Friday, December 11, 2015

The three question job interview

A very close  friend of mine is currently looking for a new position. He and I talk frequently and he shared his most recent interview experience with me. I found his story very interesting and I am sharing his adventures with you as a way to help in your job search. For the sake of this blog, I will call him Bob. Here is Bob's most recent adventure in job hunting:

Recently, Bob got invited in for a job interview at a local company. Bob was very excited because this company was close to home, paid well, and was in a growing industry. Bob spent several hours  preparing for the interview. He researched the company, knew about their history, their leadership, their market, and their products.
He even did some research on the person that would be conducting the interview. Through the magic of LinkedIn, he found out how long his interviewer had been at this company, where he went to school, and was able to see a picture of this individual. Bob felt like if he knew some background information about who he would be interviewing with it would make him more comfortable - I agree.
The day of the interview, Bob drove himself to his potential new employer. He arrived an hour early, surveyed what was in the local vicinity and parked in the lot and began to ask himself questions. Bob had taken a list of 50 possible interview questions with him. For the next 45 minutes, he asked himself questions, and formulated solid answers. Also, by arriving early, he gave himself time to relax, and NO chance of being late or rushed. (Great strategy Bob!)
After several hours of preparation, Bob was dismayed that his interviewer only set aside 30 minutes for the interview.
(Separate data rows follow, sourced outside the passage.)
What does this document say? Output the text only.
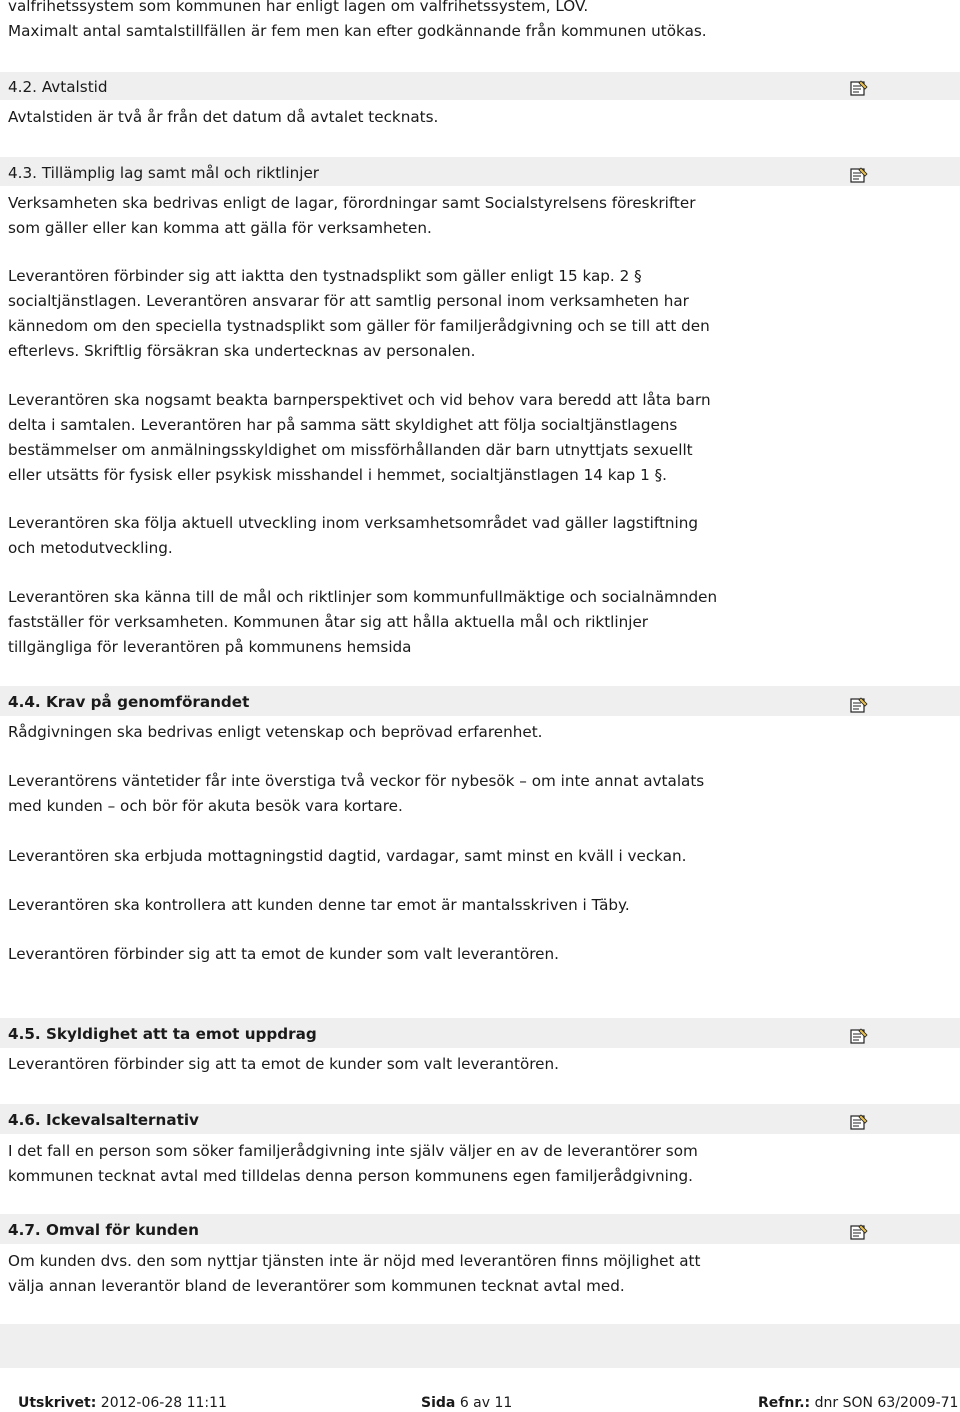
valfrihetssystem som kommunen har enligt lagen om valfrihetssystem, LOV.
Maximalt antal samtalstillfällen är fem men kan efter godkännande från kommunen utökas.
4.2. Avtalstid
Avtalstiden är två år från det datum då avtalet tecknats.
4.3. Tillämplig lag samt mål och riktlinjer
Verksamheten ska bedrivas enligt de lagar, förordningar samt Socialstyrelsens föreskrifter
som gäller eller kan komma att gälla för verksamheten.
Leverantören förbinder sig att iaktta den tystnadsplikt som gäller enligt 15 kap. 2 §
socialtjänstlagen. Leverantören ansvarar för att samtlig personal inom verksamheten har
kännedom om den speciella tystnadsplikt som gäller för familjerådgivning och se till att den
efterlevs. Skriftlig försäkran ska undertecknas av personalen.
Leverantören ska nogsamt beakta barnperspektivet och vid behov vara beredd att låta barn
delta i samtalen. Leverantören har på samma sätt skyldighet att följa socialtjänstlagens
bestämmelser om anmälningsskyldighet om missförhållanden där barn utnyttjats sexuellt
eller utsätts för fysisk eller psykisk misshandel i hemmet, socialtjänstlagen 14 kap 1 §.
Leverantören ska följa aktuell utveckling inom verksamhetsområdet vad gäller lagstiftning
och metodutveckling.
Leverantören ska känna till de mål och riktlinjer som kommunfullmäktige och socialnämnden
fastställer för verksamheten. Kommunen åtar sig att hålla aktuella mål och riktlinjer
tillgängliga för leverantören på kommunens hemsida
4.4. Krav på genomförandet
Rådgivningen ska bedrivas enligt vetenskap och beprövad erfarenhet.
Leverantörens väntetider får inte överstiga två veckor för nybesök – om inte annat avtalats
med kunden – och bör för akuta besök vara kortare.
Leverantören ska erbjuda mottagningstid dagtid, vardagar, samt minst en kväll i veckan.
Leverantören ska kontrollera att kunden denne tar emot är mantalsskriven i Täby.
Leverantören förbinder sig att ta emot de kunder som valt leverantören.
4.5. Skyldighet att ta emot uppdrag
Leverantören förbinder sig att ta emot de kunder som valt leverantören.
4.6. Ickevalsalternativ
I det fall en person som söker familjerådgivning inte själv väljer en av de leverantörer som
kommunen tecknat avtal med tilldelas denna person kommunens egen familjerådgivning.
4.7. Omval för kunden
Om kunden dvs. den som nyttjar tjänsten inte är nöjd med leverantören finns möjlighet att
välja annan leverantör bland de leverantörer som kommunen tecknat avtal med.
Utskrivet: 2012-06-28 11:11	Sida 6 av 11	Refnr.: dnr SON 63/2009-71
He told Bob at the greeting that in 30 minutes he would need to join a conference call.

The interviewer then proceeded to ask Bob three questions:

-What do you know about us?

-Tell me about yourself?

-How well do you know Excel?

And that was it.

Three questions.

Bob had prepared for so much more!

Bob was disappointed and confused but realized three important things;

1.) The interviewer was most likely just checking to see if Bob could walk and talk. (most phone interviews will take care of that requirement)

2.) This company may be just a bit unorganized and dysfunctional. (Red flag)

3.) This company was not really concerned about the time and efforts of the candidates. (Red Flag)

At the end of the day, Bob would still be interested in a second interview if offered, but his first interview provided a look into a company culture that may not be the best fit for Bob, but more time spent with his potential company may paint a clearer picture.